Кот-Скиталец - страница 56

Шрифт
Интервал


Много позже, когда схлынуло первое очарование кхондским бытом, я научилась вдобавок ценить и непоказную грубость естества, которую подчеркивали в своем быту сукки. Их жилища воплощали в себе, так сказать, «чистую идею землянки», не артефакта, как волчьи, но едва ли не полнейшей нетронутости природного начала, пребывания в материнском лоне.

Я полюбила гостить в тесном (буквально) кругу их гаремов, ловить неразвитым чутьем терпкие запахи земли, вывернутой наизнанку, ее травность (или травизну?) и почвенность. Есть вместе с ними из широкого и плоского блюда, усевшись вкруговую, боком к боку, без чинов – между самкой и подсвинком, пока хозяин, его отец и мамаша, жены и дети деликатно разбираются в груде еды нежными пятачками – инструментом куда более тонким, чем концы моих пальцев. Еда эта не размешана, поделена на островки вкуса, и схватить ее ртом или пригоршней значило совсем не уважать мастерство хозяйки.

И к мункам я решилась, наконец, взобраться. Их идея – идея совершенного гнезда, переплетения как прутьев, так и семейных связей, сложнейшие определения родства, обычай их с акцентом на внешней изощренности, многоцветии и многозвучии, на отсутствие шор, фильтров для впечатлений – более всего роднила их с богемой как с родством не столько по крови, сколько по духу. Они – ювелиры и краснодеревщики – переделывали в свои изделия тяжелое сырье, добытое другими (а кем? Не знаю), но сырьем, вернее – пробным камнем искусства, полигоном творческих возможностей – была и сама их жизнь. Кхонды и сукки получали уже самую квинтэссенцию мункского мастерства.

Мунки жили беспорядочнее всех в Триаде, но это было кипение жизни в искусстве. Сукки были внешне грубы – из желания выявить суть.
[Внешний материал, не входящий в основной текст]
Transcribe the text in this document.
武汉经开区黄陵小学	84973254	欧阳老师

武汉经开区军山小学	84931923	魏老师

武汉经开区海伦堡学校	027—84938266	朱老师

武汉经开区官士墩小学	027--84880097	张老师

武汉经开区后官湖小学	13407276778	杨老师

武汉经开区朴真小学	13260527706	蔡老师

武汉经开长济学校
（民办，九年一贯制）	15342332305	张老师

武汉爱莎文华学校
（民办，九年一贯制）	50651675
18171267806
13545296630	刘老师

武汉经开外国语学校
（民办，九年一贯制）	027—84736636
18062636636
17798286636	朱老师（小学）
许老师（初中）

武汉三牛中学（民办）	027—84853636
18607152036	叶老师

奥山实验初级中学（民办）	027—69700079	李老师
А кхонды? Кхонды владели и тем, и этим ремеслом. Обладали тайной и умением срединного пути. Пылание мунков, благородная сдержанность кабанов были для них не целью, а средством бытия.

Я же… Я любила кхондов больше всех прочих. Да что там, я и вправду становилась одной из их племени, как хотели того и сукки, и мунки. И чем более сокрушалась о своей немоте, о своем несовершенстве, тем проще его побеждала.

Ведь жила-то я пока во многом рутенскими представлениями, которые засели где-то на уровне подсознания: это вроде бы именуется ментальностью. Благодаря этому чистосердечно радовалась сущим для Триады пустякам: тому, что меня исправно кормят, моют и выгуливают, стирают пеленки дочери с мылом, по-древнеримски вонючим (на самом деле – обеззараживающим, в ароматах и умягчителях они знали толк), что в нашем доме ровно столько гостей – моих кхондских сестер с детишками, – сколько мне по душе и не в тягость, что дети наши совсем не капризничают, потому что все их желания исполняются сразу. Ни тоски, ни депрессии, столь обыкновенных у человеческих родильниц, я не испытывала.